4 Matching Annotations
  1. Sep 2020
    1. If you were infected with the novel coronavirus, a new study suggests that your immunity to the virus could decline within months.

      Take away: Waning antibodies don’t necessarily mean that immunity will also decrease, because other components of the immune system retain “memory” for an infection and can combat invaders even after antibody counts have gone down.

      The claim: “If you were infected with the novel coronavirus, a new study suggests that your immunity to the virus could decline within months.”

      The evidence: This study [1], along with others [2], does indeed show evidence for declining neutralizing antibodies within a few months after infection; however, antibody counts alone are not enough to predict whether a patient will have durable immunity to a virus. Neutralizing antibodies are generated by B cells, a type of immune cell that patrols the body looking for their molecular targets. Some B cells carry “memory,” a quality that allows them to respond quickly when they see a virus or pathogen that they have encountered before, which allows them to pump out large quantities of antibody rapidly to fight the infection [3]. It’s actually normal in many viral infections for antibody levels within the blood to wane over time; the real concern is whether there are enough memory B cells to generate new antibodies at a moment’s notice.

      In addition to B cells, a second type of immune cell known as a “T cell” is critical for predicting durable immunity. Like B cells, some T cells carry “memory” and can patrol the body for years looking for their targets. Some T cells play a role in helping B cells produce antibodies quickly, and other T cells can actually target the infection directly [4]. Studies have now shown that T cell responses can persist after SARS-CoV-2 infection, and some patients even have T cells that can react to SARS-CoV-2 due to “cross-reactivity,” likely from preexisting immunity from common cold viruses that share some characteristics of SARS-CoV-2. While this cross-reactivity does not guarantee immunity, the presence of robust B and T cell responses is important, and could be more predictive than presence of antibodies alone.

      This article, written by a two well-known immunologists and COVID-19 experts at Yale University, provides a nice summary of the data that puts these claims in context [6].

  2. Jul 2020
    1. The vaccine uses messenger RNA (mRNA), which are cells used to build proteins -- in this case, the proteins that are needed to build the coronavirus' spike protein, which the virus uses to attach itself to and infect human cells. Once the immune system learns to recognize this target -- thanks to the vaccine -- it can mount a response faster than if it encountered the virus for the first time due to an infection.

      This explanation is garbled and misstated. Genetic material is stored in DNA in the nucleus of the cell. Messenger RNA (mRNA) molecules carry the information stored within the DNA to the rest of the cell.
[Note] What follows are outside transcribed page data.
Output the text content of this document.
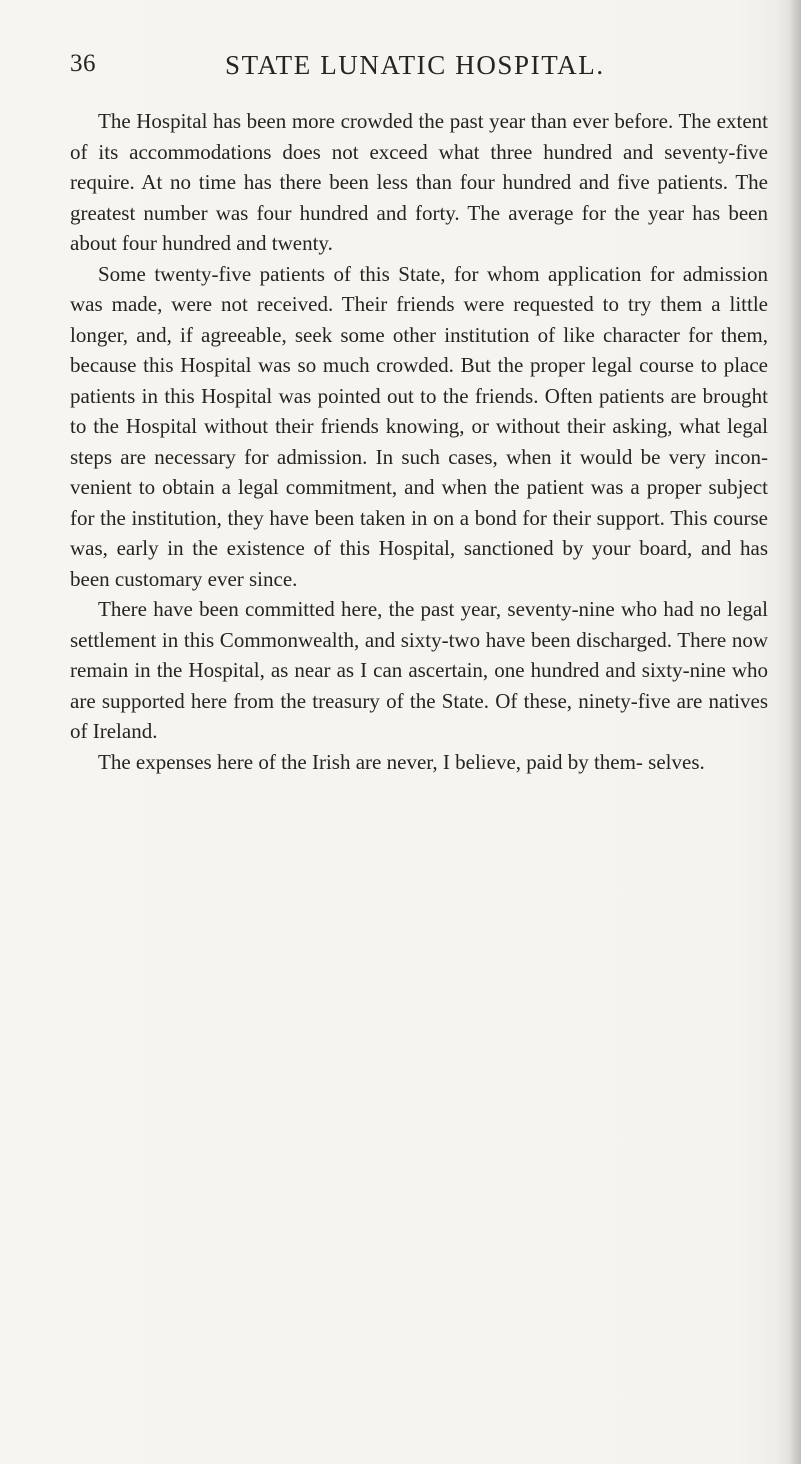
36	STATE LUNATIC HOSPITAL.

The Hospital has been more crowded the past year than ever before. The extent of its accommodations does not exceed what three hundred and seventy-five require. At no time has there been less than four hundred and five patients. The greatest number was four hundred and forty. The average for the year has been about four hundred and twenty.

Some twenty-five patients of this State, for whom application for admission was made, were not received. Their friends were requested to try them a little longer, and, if agreeable, seek some other institution of like character for them, because this Hospital was so much crowded. But the proper legal course to place patients in this Hospital was pointed out to the friends. Often patients are brought to the Hospital without their friends knowing, or without their asking, what legal steps are necessary for admission. In such cases, when it would be very incon- venient to obtain a legal commitment, and when the patient was a proper subject for the institution, they have been taken in on a bond for their support. This course was, early in the existence of this Hospital, sanctioned by your board, and has been customary ever since.

There have been committed here, the past year, seventy-nine who had no legal settlement in this Commonwealth, and sixty-two have been discharged. There now remain in the Hospital, as near as I can ascertain, one hundred and sixty-nine who are supported here from the treasury of the State. Of these, ninety-five are natives of Ireland.

The expenses here of the Irish are never, I believe, paid by them- selves.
Both DNA and RNA are a type of molecule called a "nucleic acid." Once outside the nucleus, the information in the messenger RNA can then be read, or "translated," to create proteins, such as the spike protein used by SARS-CoV-2. These proteins in turn carry out a wide variety of tasks that allow cells to function. This process is known as the "Central Dogma of Molecular Biology".

    1. The positivity rate — the percentage of tests with positive results — is 6.5%, well below the 10% recorded recently, he said.

      This is a particularly important metric for any testing program, because it gives a sense of whether enough testing is being done to accurately capture the true positive rate. For instance, the WHO recommends that to ensure adequate testing, the % positive rate should be at or below 5% for at least 14 consecutive days: https://coronavirus.jhu.edu/testing/testing-positivity

    1. Are there parts that we should have closed?  – It’s not obvious from what we know so far. I don’t think it is. There are no activities that we can point to as extremely vulnerable. There aren’t. 

      This is an oversimplification that dismisses research findings on particularly vulnerable activities. For instance, superspreading events have been linked to certain activities, as detailed here. For instance, a study of 110 case-patients from 11 clusters in Japan, linked all clusters to closed environments, including fitness centers, shared eating environments, and hospitals. The authors found an 18.7x risk of transmission in closed environments than open environments. Therefore, it is inaccurate to say "there are no activities that we can point to as extremely vulnerable."